Some analysts have said opening new gas basins was unlikely to significantly reduce prices, in part because most cheap gas in Australia has already been extracted. They have also warned it would lead to higher greenhouse gas emissions given gas is methane, a fossil fuel, and it releases carbon dioxide when it is burned. They have said while some gas will likely be needed for decades to come, locking in more gas use than is needed was likely to slow the shift to zero-emissions energy.
Several gas industry experts have said rather than address a gas shortage, the country needs to find a way to get more of the gas extracted in the north rather than the south before a projected annual shortfall from 2029. This was not the view of most gas executives at the conference.

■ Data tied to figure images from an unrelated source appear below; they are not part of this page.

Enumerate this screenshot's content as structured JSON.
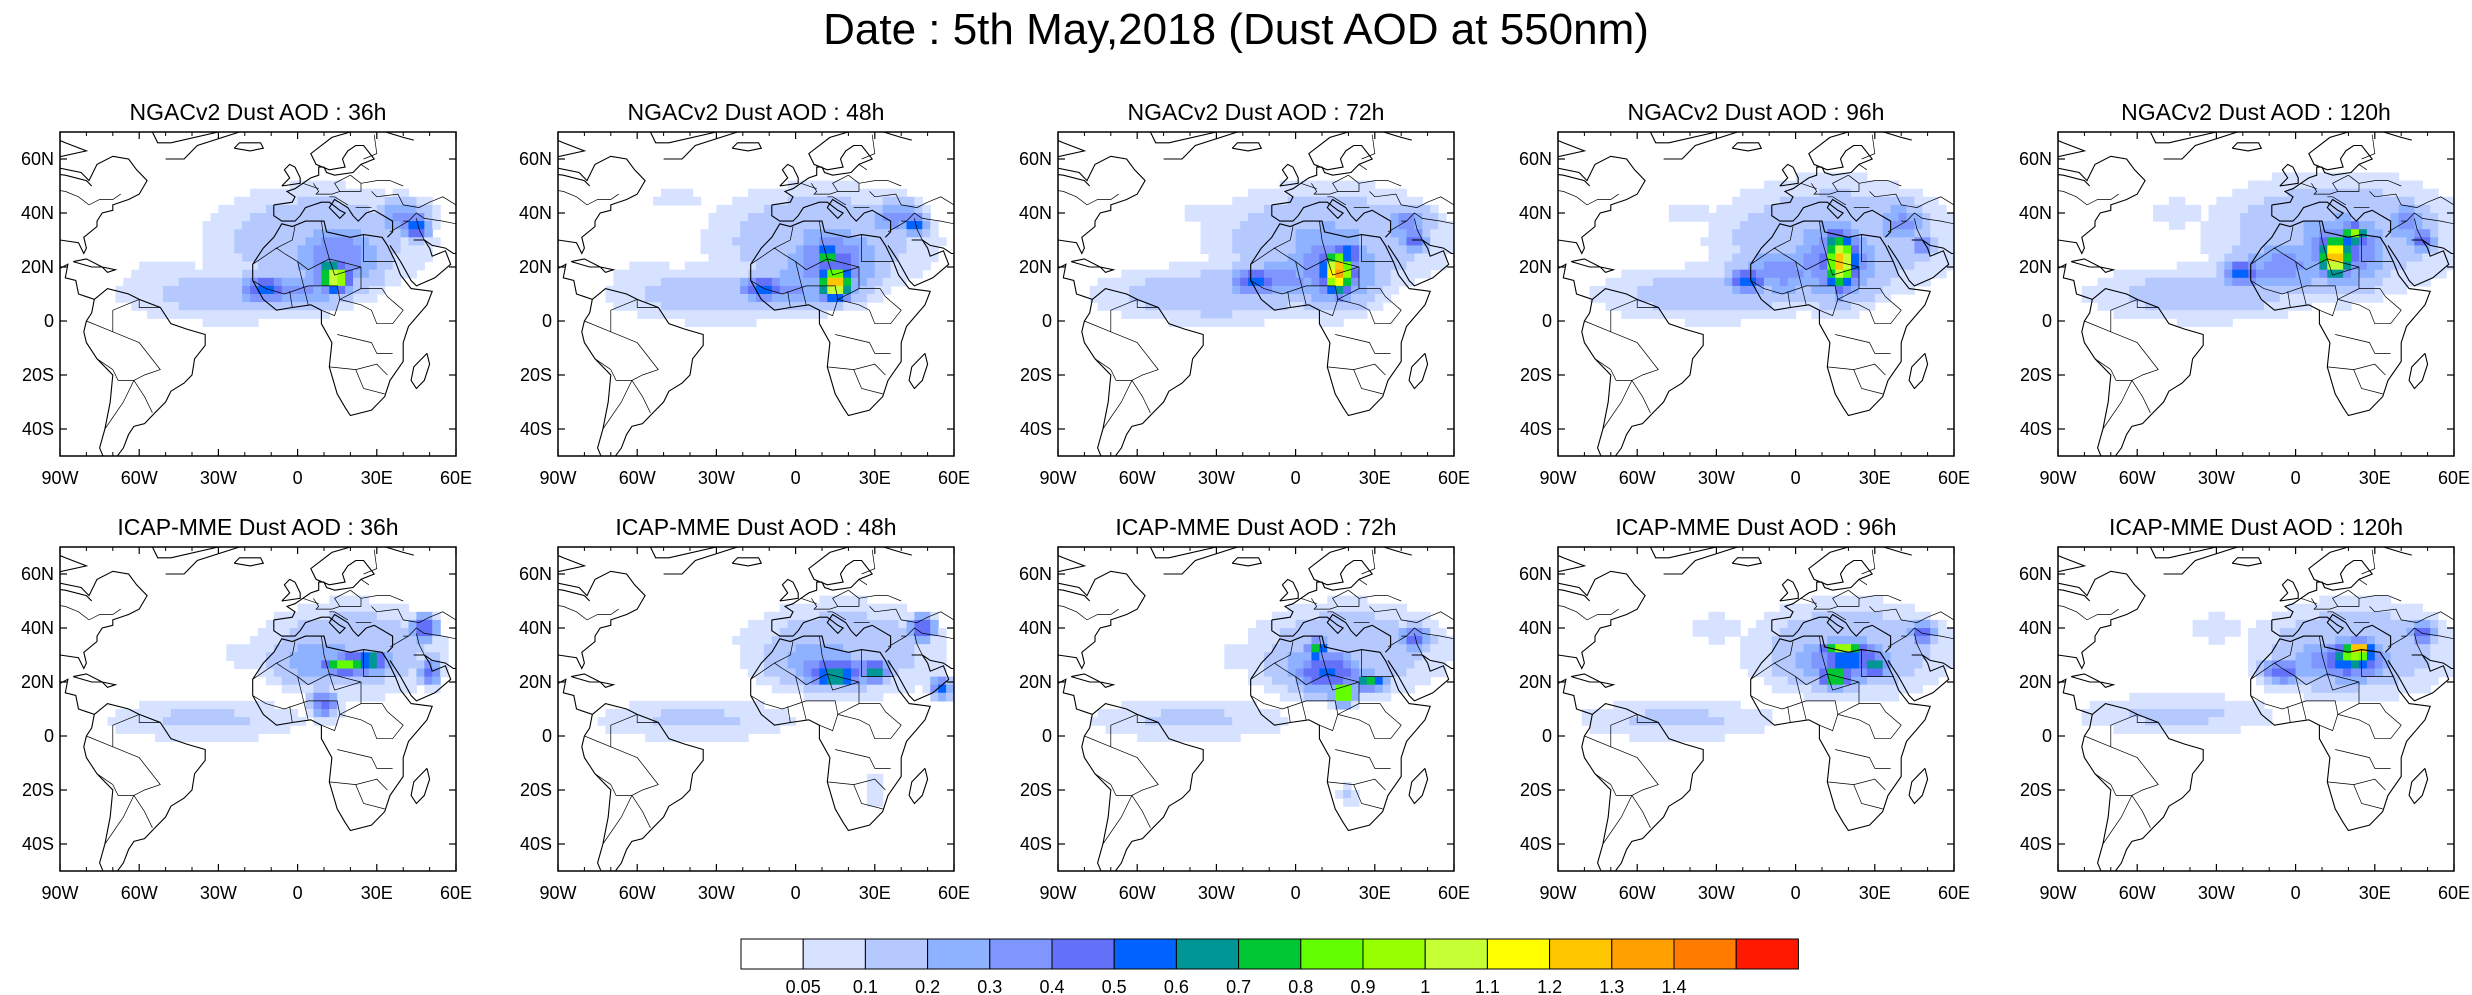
{
  "title": "Date : 5th May,2018 (Dust AOD at 550nm)",
  "panels": [
    {
      "title": "NGACv2 Dust AOD : 36h",
      "model": "NGACv2",
      "lead": "36h"
    },
    {
      "title": "NGACv2 Dust AOD : 48h",
      "model": "NGACv2",
      "lead": "48h"
    },
    {
      "title": "NGACv2 Dust AOD : 72h",
      "model": "NGACv2",
      "lead": "72h"
    },
    {
      "title": "NGACv2 Dust AOD : 96h",
      "model": "NGACv2",
      "lead": "96h"
    },
    {
      "title": "NGACv2 Dust AOD : 120h",
      "model": "NGACv2",
      "lead": "120h"
    },
    {
      "title": "ICAP-MME Dust AOD : 36h",
      "model": "ICAP-MME",
      "lead": "36h"
    },
    {
      "title": "ICAP-MME Dust AOD : 48h",
      "model": "ICAP-MME",
      "lead": "48h"
    },
    {
      "title": "ICAP-MME Dust AOD : 72h",
      "model": "ICAP-MME",
      "lead": "72h"
    },
    {
      "title": "ICAP-MME Dust AOD : 96h",
      "model": "ICAP-MME",
      "lead": "96h"
    },
    {
      "title": "ICAP-MME Dust AOD : 120h",
      "model": "ICAP-MME",
      "lead": "120h"
    }
  ],
  "map_extent": {
    "lon": [
      -90,
      60
    ],
    "lat": [
      -50,
      70
    ]
  },
  "x_ticks": [
    {
      "lon": -90,
      "label": "90W"
    },
    {
      "lon": -60,
      "label": "60W"
    },
    {
      "lon": -30,
      "label": "30W"
    },
    {
      "lon": 0,
      "label": "0"
    },
    {
      "lon": 30,
      "label": "30E"
    },
    {
      "lon": 60,
      "label": "60E"
    }
  ],
  "y_ticks": [
    {
      "lat": 60,
      "label": "60N"
    },
    {
      "lat": 40,
      "label": "40N"
    },
    {
      "lat": 20,
      "label": "20N"
    },
    {
      "lat": 0,
      "label": "0"
    },
    {
      "lat": -20,
      "label": "20S"
    },
    {
      "lat": -40,
      "label": "40S"
    }
  ],
  "colorbar": {
    "colors": [
      "#ffffff",
      "#d6e2ff",
      "#b5c9ff",
      "#8eb2ff",
      "#7f96ff",
      "#6370f8",
      "#0063ff",
      "#009696",
      "#00c633",
      "#63ff00",
      "#96ff00",
      "#c6ff33",
      "#ffff00",
      "#ffc600",
      "#ffa000",
      "#ff7c00",
      "#ff1900"
    ],
    "labels": [
      "0.05",
      "0.1",
      "0.2",
      "0.3",
      "0.4",
      "0.5",
      "0.6",
      "0.7",
      "0.8",
      "0.9",
      "1",
      "1.1",
      "1.2",
      "1.3",
      "1.4"
    ]
  }
}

Beach Energy's managing director, Brett Woods, described the Coalition's proposal as the potential 'expropriation of Queensland's gas resources'. He said there were 'many positive elements within the opposition's energy policies' for the gas industry – listing promises to approve developments faster, reduce 'activist lawfare' and offer funding for gas infrastructure – but that 'reducing LNG exports and deliberately oversupplying southern markets has a large risk of being a negative'.
Chevron Australia's managing director, Mark Hatfield, said energy security was 'an easy target to be a political football' and political partisanship was not good, 'not just for producers but for consumers of gas'.
'Some of the things we're seeing right now are maybe some short-term fixes that could have long-term implications with negative outcomes,' he said.
Wake also said energy policy was too significant an issue to be decided in the heat of an election campaign. 'There is a danger that if it gets caught in the dynamic of an election … then we can have unintended consequences that are very difficult for anybody to walk back [from] or to modify,' she said.
The industry bosses largely did not raise the role gas played in driving the climate crisis, or the scientific evidence that gas use needed to be limited to reduce greenhouse gas emissions.